Just Another Bush Lie?

Saddam's Capture
By MIKE WHITNEY

The account of American troops capturing Saddam and pulling him from his subterranean hovel has turned out to be just another Bush lie.
Sergeant Nadim Abou Rabeh, who participated in the operation that netted Saddam, was quoted in the Saudi newspaper "Al-Medina" saying that the Iraqi leader was actually captured the day before and that "the public version of his capture was fabricated." The entire event was apparently choreographed by a Pentagon public relations team.
"I was among the 20 man unitwho searched for Saddam for 3 days in the area of Dour near Tikrit, and we found him in a modest home in a small village and not in a hole as announced," Rabeh admitted. (UPI )
"Not in a hole"? You mean Saddam actually stood up and faced American Marines?
"WE CAPTURED HIM AFTER FIECE RESISTANCE DURING WHICH A MARINE OF SUDANESE ORGIN WAS KILLED," he said.
Uh, oh. This could be trouble. After all, the American version presented Saddam as trembling coward cringing in his spider-hole afraid to face the American warriors. Now, Rabeh is saying that he stood and fought "like a man". This is not the image that the Washington spin-meisters wanted to convey. They wanted to humiliate the deposed tyrant by showing him recoiling from the American ubermenschen. That way they could show the virtuousness of the invasion and bolster the importance of the White House chicken-hawks who follow the campaign from their bunkers on the Potomac.
Unfortunately, the entire story turned out to be bogus.
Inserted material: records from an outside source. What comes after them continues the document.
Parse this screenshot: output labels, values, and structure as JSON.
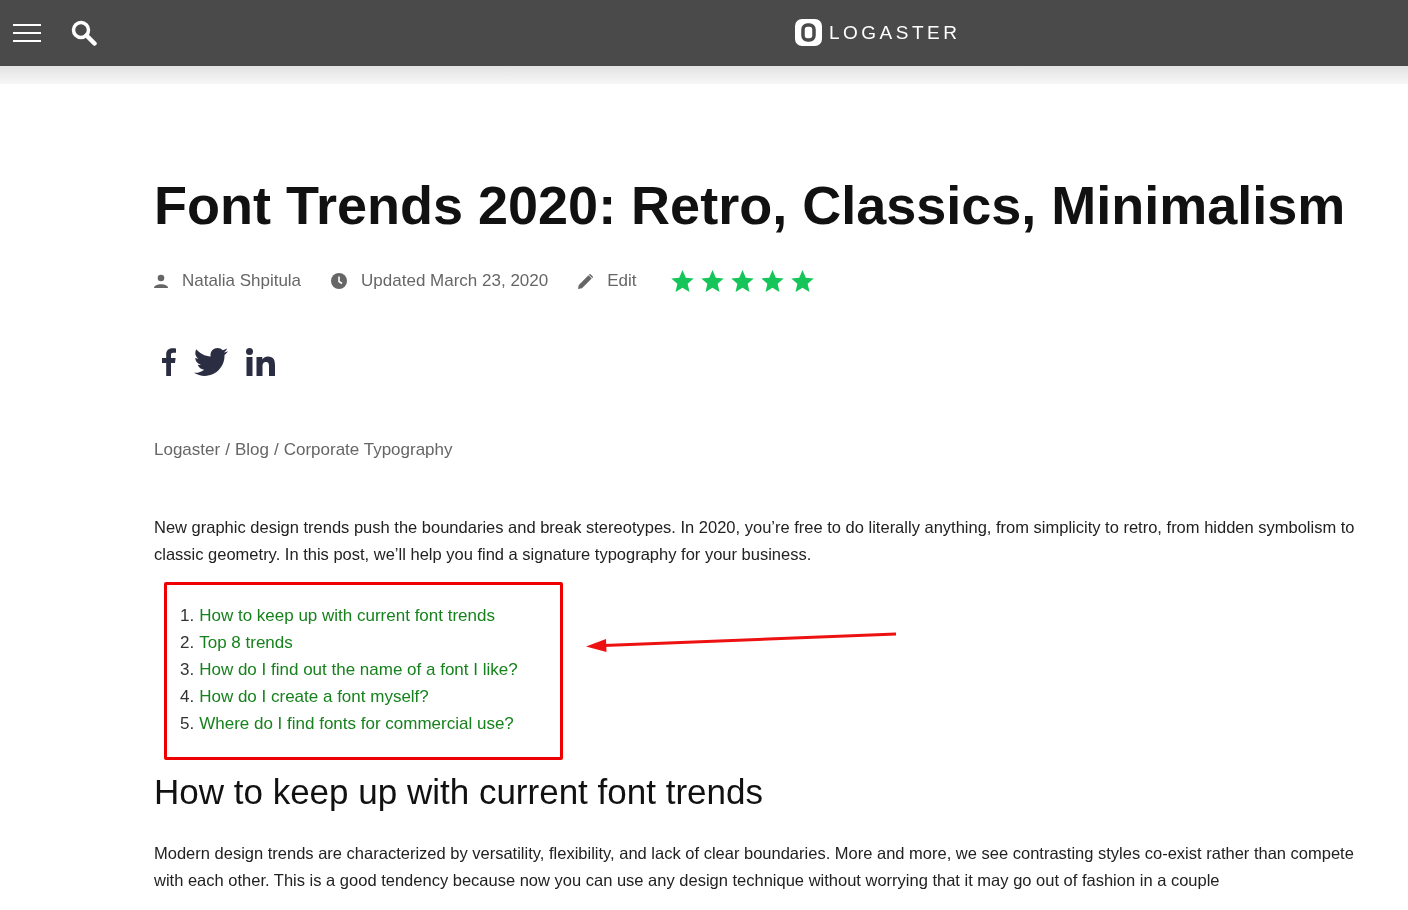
{
  "header": {
    "logo_text": "LOGASTER"
  },
  "article": {
    "title": "Font Trends 2020: Retro, Classics, Minimalism",
    "meta": {
      "author": "Natalia Shpitula",
      "updated": "Updated March 23, 2020",
      "edit": "Edit",
      "stars": 5
    },
    "breadcrumbs": [
      "Logaster",
      "Blog",
      "Corporate Typography"
    ],
    "breadcrumb_separator": "/",
    "intro": "New graphic design trends push the boundaries and break stereotypes. In 2020, you’re free to do literally anything, from simplicity to retro, from hidden symbolism to classic geometry. In this post, we’ll help you find a signature typography for your business.",
    "toc": [
      {
        "number": "1.",
        "label": "How to keep up with current font trends"
      },
      {
        "number": "2.",
        "label": "Top 8 trends"
      },
      {
        "number": "3.",
        "label": "How do I find out the name of a font I like?"
      },
      {
        "number": "4.",
        "label": "How do I create a font myself?"
      },
      {
        "number": "5.",
        "label": "Where do I find fonts for commercial use?"
      }
    ],
    "heading": "How to keep up with current font trends",
    "paragraph": "Modern design trends are characterized by versatility, flexibility, and lack of clear boundaries. More and more, we see contrasting styles co-exist rather than compete with each other. This is a good tendency because now you can use any design technique without worrying that it may go out of fashion in a couple"
  }
}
Saddam may be a genocidal maniac, but anyone who knows the details of his personal history, knows he's no coward. He scaled the ranks of the Ba'ath party through audacity, coercion and treachery. No one gets to the top spot on the Ba'ath food chain through squeamishness. The portrayal of Saddam as disoriented and fearful is pure performance-art; just like the suggestion that he was living underground is probably just a sham. (That part always seemed fishy) Most likely, he was drugged and dumped in the "spider-hole" to meet the requirements of (Bush's) Hollywood production team. In fact, members of the Kurdish Peshmerga, who were operating in the vicinity at the time, disputed the administration's sketchy narrative from the get-go. Their story was much more consistent with Sergeant Rabeh's.
So, we can add another fairytale to the Bush chronicle of deception. The Saddam capture will feature prominently along with the other wartime fictions like Pat Tillman, Jessica Lynch, the phantom WMDs, and the toppling of Saddam's statue in Fidros Square. Every one of these was skillfully fashioned by a Bush PR team trying to maximize public approval by creating a storybook narrative. It's 100% baloney.
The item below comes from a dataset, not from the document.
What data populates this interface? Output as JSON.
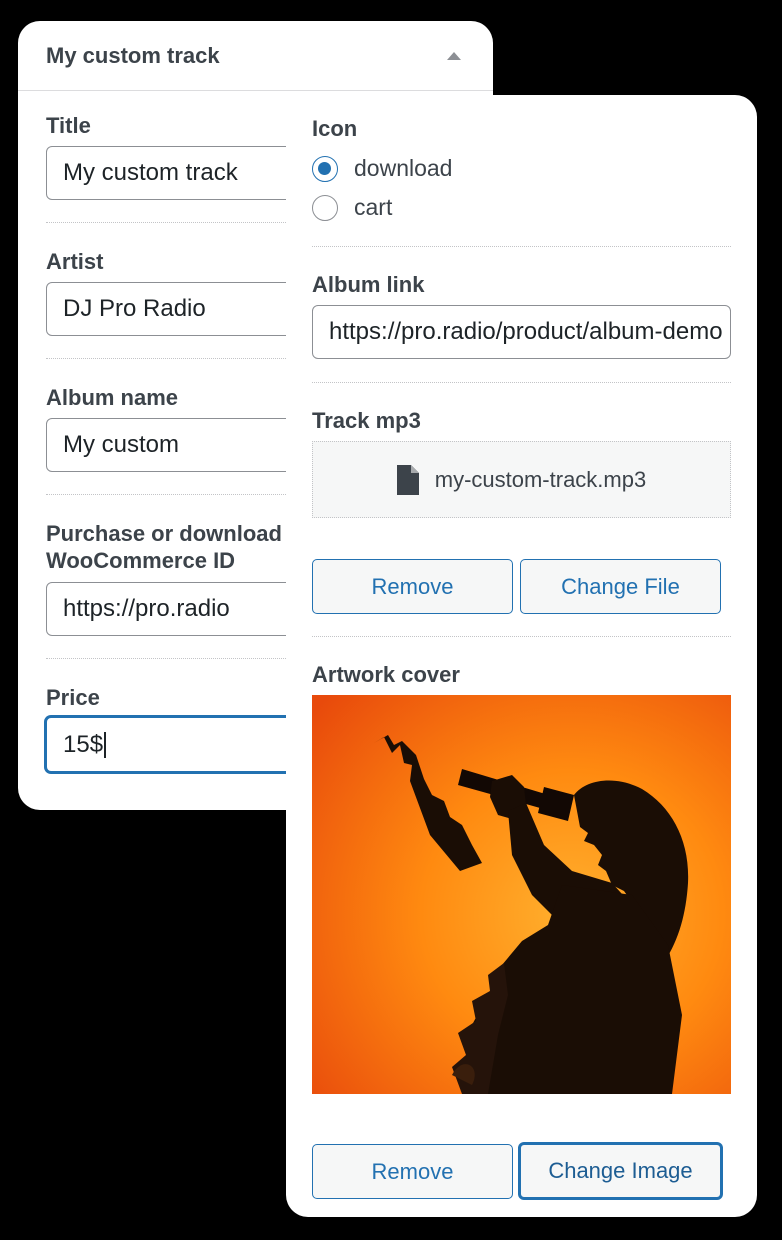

The whole incident smacks of Rumsfeld's "Strategic Information" program; a new department entirely devoted to stage-managing events like Saddam's arrest. Apparently, the War Dept wants to downplay the daily carnage by orchestrating phony "docu-dramas" for the folks at home. Well, they'd better turn it up a notch. Bush's clumsy vaudeville may be designed to draw more support for the war, but box-office flops like this can really take a chunk out of one's credibility.